Taktyka pewnie zostanie ucięta, ale ja się nie dziwię, że gracze tym grają. Gra się tym, co jest skuteczne, szczególnie jeśli ma się ranking. To nie cwaniactwo poYar , ale niestety na dziś racjonalny wybór.
 
Ja tam uważam, to za cwaniactwo, bo 90% albo i więcej(właściwie to na pewno więcej) gra tym, bo ktoś wbił top 1. Wymyślenie tego nie kosztowało ich wysiłku, o graniu deckiem nie wspominając. Jeśli to nie jest cwaniactwo, to nie wiem już co. Mimo wszystko zdzierżę ten ranking, bardziej mnie martwi zbliżający się turniej. Na poprzednim patchu grało mi się doskonale, a teraz nie wróżę sobie wiele, bo pewnie się zwyczajnie ztiltuję przez wszechobecną BPP, której stara nazwa była bardziej adekwatna do tego, co się teraz dzieje.
 
Last edited:
Dla mnie to też cwaniactwo, bo każdy kto tym gra doskonale zdaje sobie sprawę, że ten deck jest OP i przy najbliższym patchu zostanie ukrócony.

Savro528 dlatego nie gram turniejów, dopóki CDP nie wypuści pierwszej, zbalansowanej wersji gry, w której każda frakcja będzie miała przynajmniej 1 równorzędny do innych archetyp.

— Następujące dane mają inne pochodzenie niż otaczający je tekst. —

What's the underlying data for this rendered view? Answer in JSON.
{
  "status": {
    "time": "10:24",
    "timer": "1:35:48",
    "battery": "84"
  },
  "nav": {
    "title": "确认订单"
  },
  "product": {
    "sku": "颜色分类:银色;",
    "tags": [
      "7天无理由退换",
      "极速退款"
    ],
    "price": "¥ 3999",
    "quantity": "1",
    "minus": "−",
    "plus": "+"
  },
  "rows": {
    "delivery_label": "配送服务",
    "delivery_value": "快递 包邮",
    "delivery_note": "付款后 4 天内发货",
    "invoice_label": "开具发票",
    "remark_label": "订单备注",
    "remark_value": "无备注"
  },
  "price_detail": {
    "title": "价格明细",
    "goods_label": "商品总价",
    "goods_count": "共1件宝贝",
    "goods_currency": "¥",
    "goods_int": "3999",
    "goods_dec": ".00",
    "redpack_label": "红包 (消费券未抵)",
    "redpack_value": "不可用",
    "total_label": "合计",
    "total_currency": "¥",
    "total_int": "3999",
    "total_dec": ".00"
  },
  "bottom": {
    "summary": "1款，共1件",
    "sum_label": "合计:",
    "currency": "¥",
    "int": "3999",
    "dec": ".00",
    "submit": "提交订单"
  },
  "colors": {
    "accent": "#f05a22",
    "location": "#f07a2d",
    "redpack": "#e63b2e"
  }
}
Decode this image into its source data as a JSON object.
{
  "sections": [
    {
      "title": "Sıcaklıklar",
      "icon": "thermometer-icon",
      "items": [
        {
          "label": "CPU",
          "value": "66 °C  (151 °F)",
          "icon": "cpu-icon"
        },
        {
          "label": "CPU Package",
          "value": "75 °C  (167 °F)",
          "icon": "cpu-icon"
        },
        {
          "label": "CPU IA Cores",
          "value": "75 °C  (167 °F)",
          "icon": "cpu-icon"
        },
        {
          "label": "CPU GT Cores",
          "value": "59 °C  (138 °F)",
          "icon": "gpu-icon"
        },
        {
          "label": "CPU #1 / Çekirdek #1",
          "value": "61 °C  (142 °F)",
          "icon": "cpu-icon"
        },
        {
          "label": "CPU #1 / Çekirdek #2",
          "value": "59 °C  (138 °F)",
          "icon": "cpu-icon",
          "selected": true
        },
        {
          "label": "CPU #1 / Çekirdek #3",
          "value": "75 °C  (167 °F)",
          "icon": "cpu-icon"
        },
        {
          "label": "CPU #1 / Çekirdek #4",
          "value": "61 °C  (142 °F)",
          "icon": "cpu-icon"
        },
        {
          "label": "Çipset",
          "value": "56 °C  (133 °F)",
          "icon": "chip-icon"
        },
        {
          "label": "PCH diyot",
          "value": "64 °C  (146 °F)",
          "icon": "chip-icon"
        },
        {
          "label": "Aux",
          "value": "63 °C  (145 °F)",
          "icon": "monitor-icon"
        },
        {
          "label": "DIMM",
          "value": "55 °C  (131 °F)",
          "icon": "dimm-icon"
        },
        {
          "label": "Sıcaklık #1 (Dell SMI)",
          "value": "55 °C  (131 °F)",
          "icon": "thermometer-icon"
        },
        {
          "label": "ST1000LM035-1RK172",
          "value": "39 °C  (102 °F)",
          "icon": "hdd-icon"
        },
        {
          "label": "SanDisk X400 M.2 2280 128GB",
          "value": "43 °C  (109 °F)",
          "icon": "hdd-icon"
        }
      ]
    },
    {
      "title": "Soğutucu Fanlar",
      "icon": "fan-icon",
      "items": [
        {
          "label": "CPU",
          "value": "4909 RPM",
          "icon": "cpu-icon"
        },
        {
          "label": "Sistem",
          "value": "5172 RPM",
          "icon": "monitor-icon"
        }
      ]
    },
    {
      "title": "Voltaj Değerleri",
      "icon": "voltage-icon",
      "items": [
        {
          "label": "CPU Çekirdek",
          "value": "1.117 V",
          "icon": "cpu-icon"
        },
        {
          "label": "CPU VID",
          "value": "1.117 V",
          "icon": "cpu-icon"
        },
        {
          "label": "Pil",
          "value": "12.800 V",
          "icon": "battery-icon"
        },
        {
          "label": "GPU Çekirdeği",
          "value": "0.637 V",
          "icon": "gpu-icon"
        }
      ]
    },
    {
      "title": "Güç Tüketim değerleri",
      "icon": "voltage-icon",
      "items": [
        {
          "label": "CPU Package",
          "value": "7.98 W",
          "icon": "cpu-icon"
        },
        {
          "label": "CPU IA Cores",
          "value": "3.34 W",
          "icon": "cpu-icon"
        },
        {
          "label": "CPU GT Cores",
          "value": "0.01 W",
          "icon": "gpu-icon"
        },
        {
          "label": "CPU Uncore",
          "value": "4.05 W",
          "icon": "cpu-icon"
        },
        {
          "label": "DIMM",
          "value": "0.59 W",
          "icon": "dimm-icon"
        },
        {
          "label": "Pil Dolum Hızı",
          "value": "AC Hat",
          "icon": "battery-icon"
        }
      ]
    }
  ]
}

Patrząc na to co się działo dotychczas, niestety coraz bardziej zaczynam w to wątpić. Praktycznie po każdym patchu jakiś deck staje się OP. Były nieśmiertelne trebusze, była nieśmiertelna płotka, teraz mamy nieśmiertelnego grzybiarza.

Sposób w jaki CDP patchuje Gwinta przypomina mi polską, dziurawą drogę - co jedne dziury zostaną załatane, natychmiast wyłazi w innym miejscu. Może brakuje jakiejś wewnętrznej grupy testerów, może tych zmian na patch jest za dużo, a może gra ma po prostu braki w mechanice.
 
Co do decku na BPP - jest różnica pomiędzy OP (nigdy nie powinno być), a Tier 1 deckem w meta (zawsze jakiś się wyłoni). Czy BPP tę granicę przekroczyło - nie wiem, ale fakt faktem jest tego pełno.

Jak dla mnie pierwsze co powinno zostać natychmiast ukrócone to wskrzeszanie wskrzeszaczy. Po to został wprowadzony tag "permadeth" żeby z niego korzystać i nie wykręcać OP łańcuszków. Ewentualnie Sigdrifa powinna mieć włączoną tę umiejętność, choć pewnie i tak z czasem wyjdą jakieś karty że też trzeba będzie to ukrócić.. A Nenneke wkrzeszającą odzłoconego Barona, wskrzeszającego odzłoconą Shani, przywołującą 2x13siły złote BPP jest z pewnością OP.
 
Shani odzłoconej nie da się wskrzesić. A co do Skellige i ich łańczuszka, to tak ma być. Może to wynagrodzenie tego, że nie ozłacają jak Shani. Poza tym ludzie jęczą na łańcuszki jakby dawały 50 dodatkowych oczek. W zdecydowanej większości gry dobre skellige i bez łańcuszka by wygrało. Po prostu z łańcuszkiem zamiast 20 punktów przewagi mieliby jakieś 25 przewagi nad przeciwnikiem.
 
Ze wskrzeszaniem dobrze jest jak jest. Niedawno narzekałem trochę, że niesprawiedliwym jest, żeby KP nie mogło wskrzeszać nieuleczalnych, a Skellige może, ale w sumie doszedłem do wniosku, że teraz punkty rozkładają się mniej więcej równo.

Combo Odnowa -> Sigrdrifa -> kapłanka -> dopakowany harcownik to jakieś 20-30 punktów, tyle samo mniej więcej daje Shani -> Baron -> Roche/ Triss (jednostki, które odzłocone wyciągają najwięcej punktów, nie licząc dopakowych siłą bazową innych jednostek jak bpp, ale o tym już dyskusja była).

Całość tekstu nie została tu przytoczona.